Policy and implementation challenges to achieving big data outcomes (part 1)
April 29, 2013 in Medical Technology
“Big data” must be near the top of its hype cycle by now. As with other technologies, it may eventually deliver on a great deal of this hype, but the outcomes will probably come later than the current frenzy would suggest.
Part of the delay is that “new” technologies, such as big data, are frequently restrained by “old” policies and the “old” approaches of existing technologies. It takes time, and sometimes policy and utilization changes, to fully accommodate a new technology’s potential. This two-part series of articles will point to key places in health policy and data use where current approaches may be impeding full big data outcomes.
Knowing big data when you see it
The term “big data” is being applied to many different things now, but exactly what is included is not always clear.
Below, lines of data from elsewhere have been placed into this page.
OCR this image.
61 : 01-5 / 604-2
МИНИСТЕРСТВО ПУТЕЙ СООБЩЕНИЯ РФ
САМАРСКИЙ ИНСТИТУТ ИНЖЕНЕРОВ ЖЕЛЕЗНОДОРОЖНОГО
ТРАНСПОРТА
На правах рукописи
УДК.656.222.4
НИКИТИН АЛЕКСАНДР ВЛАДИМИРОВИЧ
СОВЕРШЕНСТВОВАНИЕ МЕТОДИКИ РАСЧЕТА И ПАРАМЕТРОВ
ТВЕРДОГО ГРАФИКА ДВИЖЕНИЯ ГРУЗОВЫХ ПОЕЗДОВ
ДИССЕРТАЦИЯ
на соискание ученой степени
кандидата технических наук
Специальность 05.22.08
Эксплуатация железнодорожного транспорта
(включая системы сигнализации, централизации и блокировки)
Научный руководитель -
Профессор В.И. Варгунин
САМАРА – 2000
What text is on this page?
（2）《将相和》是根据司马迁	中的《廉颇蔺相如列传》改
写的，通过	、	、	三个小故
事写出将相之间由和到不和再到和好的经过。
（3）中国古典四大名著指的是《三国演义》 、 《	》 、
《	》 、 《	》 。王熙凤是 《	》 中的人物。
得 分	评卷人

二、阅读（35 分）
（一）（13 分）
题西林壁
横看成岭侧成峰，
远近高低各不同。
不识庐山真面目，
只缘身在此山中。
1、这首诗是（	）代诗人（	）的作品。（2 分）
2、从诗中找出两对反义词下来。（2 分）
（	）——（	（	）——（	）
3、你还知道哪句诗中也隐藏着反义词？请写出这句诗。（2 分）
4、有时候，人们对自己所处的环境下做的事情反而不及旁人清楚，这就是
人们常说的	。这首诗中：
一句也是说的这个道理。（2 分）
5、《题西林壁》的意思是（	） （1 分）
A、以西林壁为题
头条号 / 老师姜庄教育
One way that big data is defined is by the use of specific tools, such as the Hadoop framework, that are needed to practically deal with extremely large data stores. But while this is a convenient way to define things, it is also a somewhat circular definition. What is more, it does not really speak to the changes in approach and the differing utilization considerations that are involved in taking advantage of huge stores of data.
Specifically, big data tools facilitate pulling together great amounts of available data to support an objective whether those data were recorded specifically and narrowly for that objective or not (in health, sometimes they are called “secondary” data if they were recorded initially for clinical care purposes but then used for something else). Sometimes the data are simply a convenient surrogate for more specific data that are much harder to collect (Google searches as a surrogate for influenza reporting). Sometimes data are recorded in much greater detail than previously because the constraints of managing such great quantities of data are reduced (such as with physiologic monitoring data).
At times there also may be valuable “signals” in the data we did not collect before. We simply may not have known that the “junk” data were not really “junk” (such as the majority of DNA, not used for direct protein synthesis, but which has been recently discovered to modulate gene expression).
Some of these data may also have been recorded in less than ideal ways from a data analysis standpoint. They may be very raw, may be in unstructured form (such as narrative text), or may be in any of multiple different electronic formats (video and audio files, document images, etc.). In health, these format considerations are critical because there are so many ways that information is recorded in clinical care (imaging devices, sensors, software systems…) and because the health industry continues to struggle to get even a fraction of its information into standardized formats.
All of these variations involve aspects of big data that are about using increasing amounts of data you can get instead of getting the exact data that you think you need. For our purposes, we will call new ways of looking at the data that you can get “observational.”